Inappropriate image leaked into ESPN’s live broadcast

Euphoria over an American college football game in New Orleans, USA, exceeded acceptable levels, and ESPN cameras captured an inappropriate image during a special broadcast of the event. .sport at the beginning of the year known as the Sugar Bowl.

During a tour of historic Bourbon Street, in the heart of the city’s French Quarter, crowds celebrated the championship won by the Washington Huskies. However, outdoor footage showed a woman pulling down her top to reveal some of her bare breasts; and while those in charge of the broadcast appear to have ignored this detail, social media users were responsible for immortalizing the moment within minutes, forcing the company to apologize for the oversight.

The awkward, inappropriate moment only lasted a couple of seconds and it is believed the woman was trying to get the attention of someone else present. “We are sorry this happened and apologize for the airing of the video,” ESPN spokesman Bill Hofheimer told The Associated Press.

The footage was seen on television after ESPN returned from a commercial break with wide shots of Bourbon Street. According to the website The Big Lead, the incident was broadcast on television very late at night, around 11:30 pm, but while most of those genuinely interested in the sporting event were already asleep, there were others who were still looking at their screens with interest. .
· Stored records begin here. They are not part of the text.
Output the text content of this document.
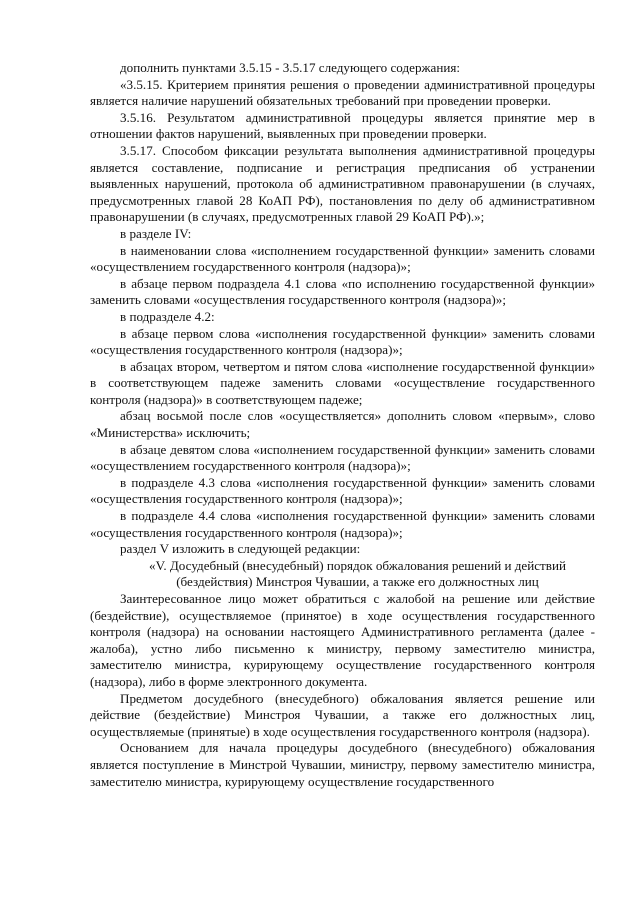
дополнить пунктами 3.5.15 - 3.5.17 следующего содержания:

«3.5.15. Критерием принятия решения о проведении административной процедуры является наличие нарушений обязательных требований при проведении проверки.

3.5.16. Результатом административной процедуры является принятие мер в отношении фактов нарушений, выявленных при проведении проверки.

3.5.17. Способом фиксации результата выполнения административной процедуры является составление, подписание и регистрация предписания об устранении выявленных нарушений, протокола об административном правонарушении (в случаях, предусмотренных главой 28 КоАП РФ), постановления по делу об административном правонарушении (в случаях, предусмотренных главой 29 КоАП РФ).»;

в разделе IV:

в наименовании слова «исполнением государственной функции» заменить словами «осуществлением государственного контроля (надзора)»;

в абзаце первом подраздела 4.1 слова «по исполнению государственной функции» заменить словами «осуществления государственного контроля (надзора)»;

в подразделе 4.2:

в абзаце первом слова «исполнения государственной функции» заменить словами «осуществления государственного контроля (надзора)»;

в абзацах втором, четвертом и пятом слова «исполнение государственной функции» в соответствующем падеже заменить словами «осуществление государственного контроля (надзора)» в соответствующем падеже;

абзац восьмой после слов «осуществляется» дополнить словом «первым», слово «Министерства» исключить;

в абзаце девятом слова «исполнением государственной функции» заменить словами «осуществлением государственного контроля (надзора)»;

в подразделе 4.3 слова «исполнения государственной функции» заменить словами «осуществления государственного контроля (надзора)»;

в подразделе 4.4 слова «исполнения государственной функции» заменить словами «осуществления государственного контроля (надзора)»;

раздел V изложить в следующей редакции:

«V. Досудебный (внесудебный) порядок обжалования решений и действий
(бездействия) Минстроя Чувашии, а также его должностных лиц

Заинтересованное лицо может обратиться с жалобой на решение или действие (бездействие), осуществляемое (принятое) в ходе осуществления государственного контроля (надзора) на основании настоящего Административного регламента (далее - жалоба), устно либо письменно к министру, первому заместителю министра, заместителю министра, курирующему осуществление государственного контроля (надзора), либо в форме электронного документа.

Предметом досудебного (внесудебного) обжалования является решение или действие (бездействие) Минстроя Чувашии, а также его должностных лиц, осуществляемые (принятые) в ходе осуществления государственного контроля (надзора).

Основанием для начала процедуры досудебного (внесудебного) обжалования является поступление в Минстрой Чувашии, министру, первому заместителю министра, заместителю министра, курирующему осуществление государственного
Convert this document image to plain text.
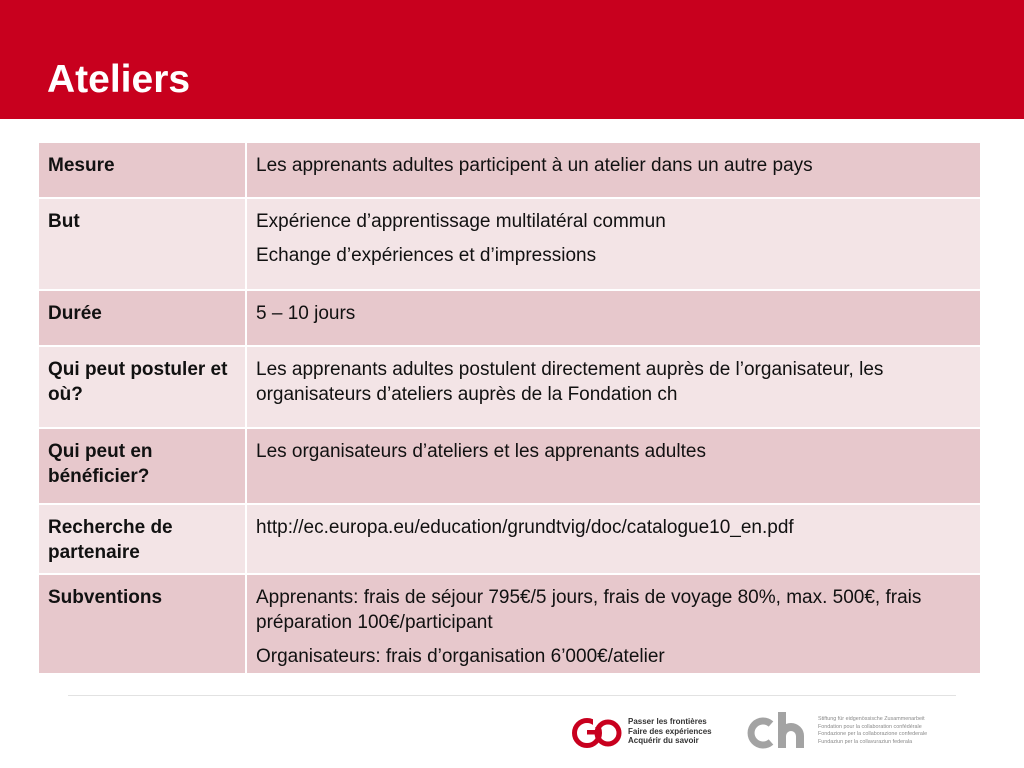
Ateliers
Mesure	Les apprenants adultes participent à un atelier dans un autre pays

But	Expérience d’apprentissage multilatéral commun

Echange d’expériences et d’impressions

Durée	5 – 10 jours

Qui peut postuler et où?	Les apprenants adultes postulent directement auprès de l’organisateur, les organisateurs d’ateliers auprès de la Fondation ch

Qui peut en bénéficier?	Les organisateurs d’ateliers et les apprenants adultes

Recherche de partenaire	http://ec.europa.eu/education/grundtvig/doc/catalogue10_en.pdf

Subventions	Apprenants: frais de séjour 795€/5 jours, frais de voyage 80%, max. 500€, frais préparation 100€/participant

Organisateurs: frais d’organisation 6’000€/atelier

Passer les frontières
Faire des expériences
Acquérir du savoir
Stiftung für eidgenössische Zusammenarbeit
Fondation pour la collaboration confédérale
Fondazione per la collaborazione confederale
Fundaziun per la collavuraziun federala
It is still unknown with certainty whether the secret material transmitted was “live” or B-roll, that is, pre-recorded material that did not have an appropriate filter; However, some people believe that those in charge should have been more careful than what they shared with the public. “No apology necessary,” “Maybe that’s what they were looking for,” “Am I the only one who saw that woman drop her blouse on ESPN on Bourbon Street?” – such comments were published on the social network X (ex Twitter).

Reports indicate that, contrary to what many expected, the broadcaster will receive a fine because ESPN is not under the jurisdiction of the FCC, so it is unlikely to be sanctioned.